Nissan Motor has drawn up proposals to escape Renault control by purchasing a larger stake in its French parent, sources told Reuters, amid an escalating power struggle between Renault-Nissan alliance boss Carlos Ghosn and the French state, Renault’s biggest shareholder.
In a three-page document passed to the French government, the Japanese carmaker calls for deep changes to the 16-year-old alliance, giving the companies equal weight in joint decisions and “better balanced” cross-shareholdings of 25-35 per cent, government and company sources said.
Renault currently holds 43.4 per cent of Nissan and the casting vote in their Dutch-registered Renault-Nissan BV management structure.

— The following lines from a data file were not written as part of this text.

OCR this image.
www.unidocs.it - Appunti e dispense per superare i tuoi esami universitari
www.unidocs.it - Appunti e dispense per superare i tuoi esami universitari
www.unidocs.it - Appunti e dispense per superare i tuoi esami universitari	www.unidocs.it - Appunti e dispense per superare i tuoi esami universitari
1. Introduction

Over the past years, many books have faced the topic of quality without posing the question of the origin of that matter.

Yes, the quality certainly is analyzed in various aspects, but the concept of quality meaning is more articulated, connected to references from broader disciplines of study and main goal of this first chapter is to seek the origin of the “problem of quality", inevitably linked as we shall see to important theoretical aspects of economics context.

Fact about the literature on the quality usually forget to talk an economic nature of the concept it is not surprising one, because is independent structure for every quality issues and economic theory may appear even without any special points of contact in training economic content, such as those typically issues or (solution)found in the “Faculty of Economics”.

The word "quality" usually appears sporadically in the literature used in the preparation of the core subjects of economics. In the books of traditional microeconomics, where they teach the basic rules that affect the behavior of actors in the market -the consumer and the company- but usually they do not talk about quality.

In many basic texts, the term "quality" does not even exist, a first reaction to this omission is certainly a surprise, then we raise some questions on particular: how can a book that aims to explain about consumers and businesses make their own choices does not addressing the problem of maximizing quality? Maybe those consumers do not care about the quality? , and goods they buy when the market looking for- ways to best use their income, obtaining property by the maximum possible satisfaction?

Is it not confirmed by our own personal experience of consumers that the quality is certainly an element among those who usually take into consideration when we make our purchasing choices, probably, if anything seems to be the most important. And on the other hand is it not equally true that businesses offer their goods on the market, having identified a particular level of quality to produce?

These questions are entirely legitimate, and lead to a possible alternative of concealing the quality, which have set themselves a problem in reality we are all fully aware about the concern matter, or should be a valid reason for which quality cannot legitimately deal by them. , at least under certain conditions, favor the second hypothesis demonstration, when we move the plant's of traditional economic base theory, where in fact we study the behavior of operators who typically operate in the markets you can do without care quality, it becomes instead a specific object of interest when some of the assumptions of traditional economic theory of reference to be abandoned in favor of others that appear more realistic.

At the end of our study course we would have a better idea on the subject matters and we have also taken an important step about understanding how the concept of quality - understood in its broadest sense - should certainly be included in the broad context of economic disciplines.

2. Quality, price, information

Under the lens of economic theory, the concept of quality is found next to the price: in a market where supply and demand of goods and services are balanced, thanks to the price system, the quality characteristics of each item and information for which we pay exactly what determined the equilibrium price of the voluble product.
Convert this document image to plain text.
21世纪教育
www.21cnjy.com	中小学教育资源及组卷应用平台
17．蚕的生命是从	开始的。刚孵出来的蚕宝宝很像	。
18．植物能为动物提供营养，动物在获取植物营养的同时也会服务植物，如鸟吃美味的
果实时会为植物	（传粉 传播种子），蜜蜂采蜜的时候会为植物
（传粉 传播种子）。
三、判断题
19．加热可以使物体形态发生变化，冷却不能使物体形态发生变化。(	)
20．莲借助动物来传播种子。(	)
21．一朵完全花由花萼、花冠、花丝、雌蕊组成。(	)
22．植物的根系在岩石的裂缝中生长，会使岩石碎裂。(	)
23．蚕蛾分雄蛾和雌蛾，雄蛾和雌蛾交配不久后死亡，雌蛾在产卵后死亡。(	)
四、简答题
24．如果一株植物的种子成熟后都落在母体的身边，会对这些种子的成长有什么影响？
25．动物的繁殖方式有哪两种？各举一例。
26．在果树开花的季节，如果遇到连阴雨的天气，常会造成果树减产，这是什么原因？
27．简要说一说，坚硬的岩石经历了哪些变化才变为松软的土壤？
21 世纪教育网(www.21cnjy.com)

Nissan in turn owns a non-voting 15 per cent of Renault.
The Nissan demands are a response by 61-year-old Ghosn, CEO of both carmakers, to a surprise April move in which Economy Minister Emmanuel Macron raised France’s Renault stake from 15 to 19.7 per cent.
The stake increase, described as temporary, allowed the government to force a permanent doubling of its voting rights through the company’s shareholder meeting by blocking Ghosn’s proposed opt-out from a new law entering force next year.
A retaliatory plan to hand more power to Nissan – by restoring its voting rights in Renault to counter the government’s increased clout – already has the Renault board’s support.
Under French and Japanese law, the proposed cross-shareholdings would allow Nissan to vote as Renault’s biggest shareholder while depriving the French carmaker of any reciprocal say at Nissan meetings.
That amounts to a “reversal of the balance of power within the alliance to the detriment of Renault”, according to a French government source.
France is determined to maintain influence over Renault-Nissan and would support a full merger “only if the state remains the biggest shareholder”, in the words of one official.